Le fils du copain de maman dort dans la maison. Pour Chloé, c’est le moment où jamais de vivre une expérience très spéciale…
— Extrait de « En attendant d’être grande », la vie d’une femme libérée nous racontant son passé, de sa naissance à son âge adulte —
Léopold et moi avions désormais toute la nuit devant nous. J’avais mon sujet d’expérimentation à disposition, jusqu’à l’aube s’il le fallait. Tu l’auras compris, ma démarche n’était pas une proposition et je tenais à un Léopold ronflant. Cette nuit était la mienne, pas la sienne, lui endormi c’est là qu’il était le plus intéressant… je sais, ce n’était pas une pensée très sympathique.
En cas de réveil, je me précipiterais vers la sortie, courrais vers ma chambre et il croirait avoir rêvé. Un beau rêve j’espère.
Les rêves troublants sont courants à son âge, dit-on.
Le garçon dormait sur le dos. J’approchai à pas de loup, ôtant les chaussons. La manipulation aurait été trop compliquée pour le dévêtir entièrement, même s’il était d’usage qu’une fille et un garçon au plumard ne portent rien. Mon propre pyjama rejoignit les chaussons, la moitié du protocole serait au moins respecté.
Pauvre Léo, me voilà devant toi comme tu meurs d’envie de me voir, toute proche, si près, et tu ne le sauras jamais ! Petite salope que je suis, ah qu’est-ce que c’est bon. L’instant d’après, seul le drap du lit me recouvrait. Aucune mauvaise odeur… ouf, il avait pris sa douche avant le coucher, c’était mon jour de chance.
Me rapprochant, je le considérai un instant. Somme toute, mieux valait qu’il garde son pyjama. De près comme de loin, il ne m’attirait décidément pas. J’aurais pu m’intéresser à son torse, son ventre, son cou… au moins un peu.
Jouer avec les poils, faire frissonner la peau, la caresser… ?
Non, en fait je n’en avais nulle aspiration. La nuit serait peut-être plus courte que je ne le pensais.
Me rendant tout de suite au lieu convoité, je constatai le tissu déformé à cet endroit, comme une petite pyramide. Le bout de chair libéré se dandina un peu de gauche à droite, heureux de ne plus être compressé. Que diable son propriétaire ne le faisait roupiller à l’air libre !

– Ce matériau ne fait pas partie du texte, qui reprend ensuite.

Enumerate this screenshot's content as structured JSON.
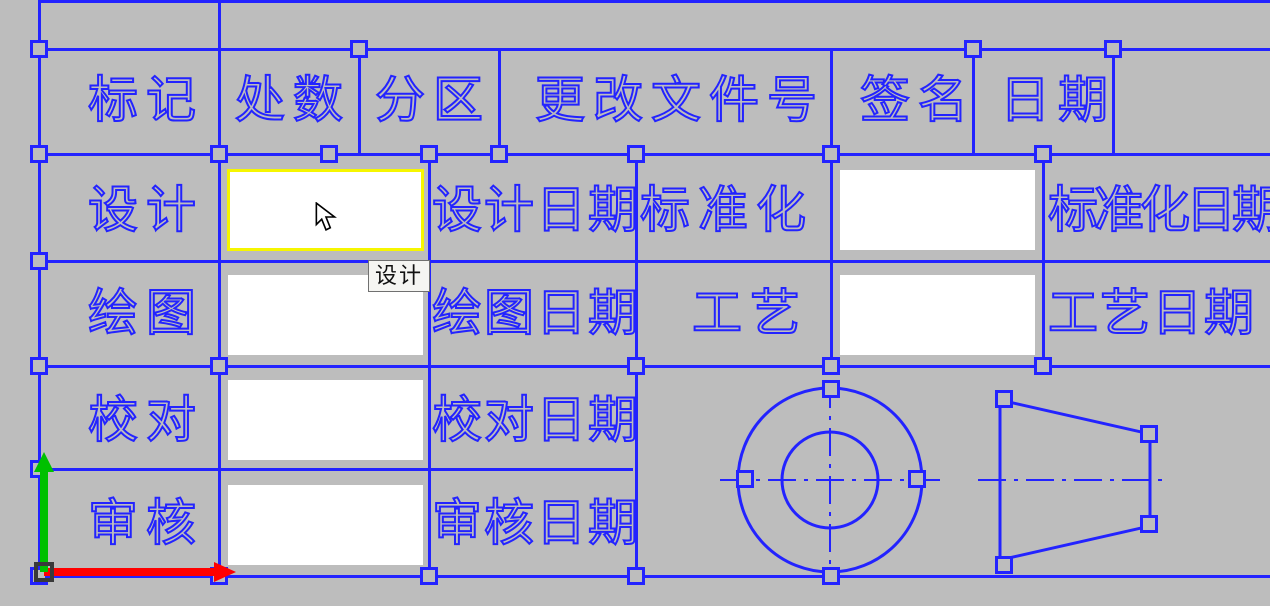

Je l’immobilisai entre pouce et index. Ce n’était peut-être pas tout à fait l’état à même de faire suer une fille, car dressé tout en étant un peu mou. « J’aime les garçons à la fois durs et tendres », avais-je entendu dire Estelle un jour avec son sourire coquin… je compris enfin qu’elle parlait de leur pénis.
Parlait-elle pour autant de cet état précis ?
Je la voyais plutôt préférer quand c’était au max, bien gros et bien dur comme il faut…
Sur ce genre de détails les filles sont toutes pareilles et très terre à terre, dit-on. A moins qu’une toute dressée magnifiquement longue garde un côté tendre. Possible.
Dur et tendre à la fois… Parfois lorsque Estelle parlait de sexe on avait l’impression qu’elle parlait cuisine, d’ailleurs elle utilisait parfois le mot « recette », « ingrédient » ou même « dosage » pour décrire ses rapports avec les mecs. Vraiment je ne comprenais pas tout ce qu’elle racontait, et elle aimait parfois ne rien vulgariser pour le plaisir de voir mes deux grands yeux ronds et incrédules.
Quoi au juste à la fin, elle pétrissait les mecs, les saupoudrait d’ail et les mettait au four ?
En observant plus longuement, j’appris que ce drôle petit soldat était d’humeur changeante. Redevenu tout mou, il se redressa légèrement pour se rabougrir de nouveau.
Au repos, il n’aurait pas eu de quoi rendre Julius jaloux… au garde-à-vous, si.
Mes yeux à moins de dix centimètres, je n’avais jamais eu l’occasion d’observer un vrai garçon d’aussi près, enfin cette partie-là. C’était donc ça qui fascinait tant les filles ? Qui était à l’origine de tant de blagues salaces et rumeurs incertaines ? Cet organe, pourtant légendaire, était banal… vraiment, on en avait vite fait le tour.
Les bains en duo m’avaient-ils blasée ?
La sexualité humaine me paraissait moins mystérieuse,
peut-être était-ce l’amour qui changeait tout, ce sentiment magique capable de rendre beau un garçon laid, et je suppose de rendre attrayant ce bout de chair adipeux.
Je voulais bien croire qu’il fallait une sacrée dose d’amour pour s’insérer cela dans le corps. D’amour ou de désir… Je n’avais pas l’un, je n’avais pas plus l’autre. Maline que j’étais, comment expérimenter un objet que je ne désirais pas ?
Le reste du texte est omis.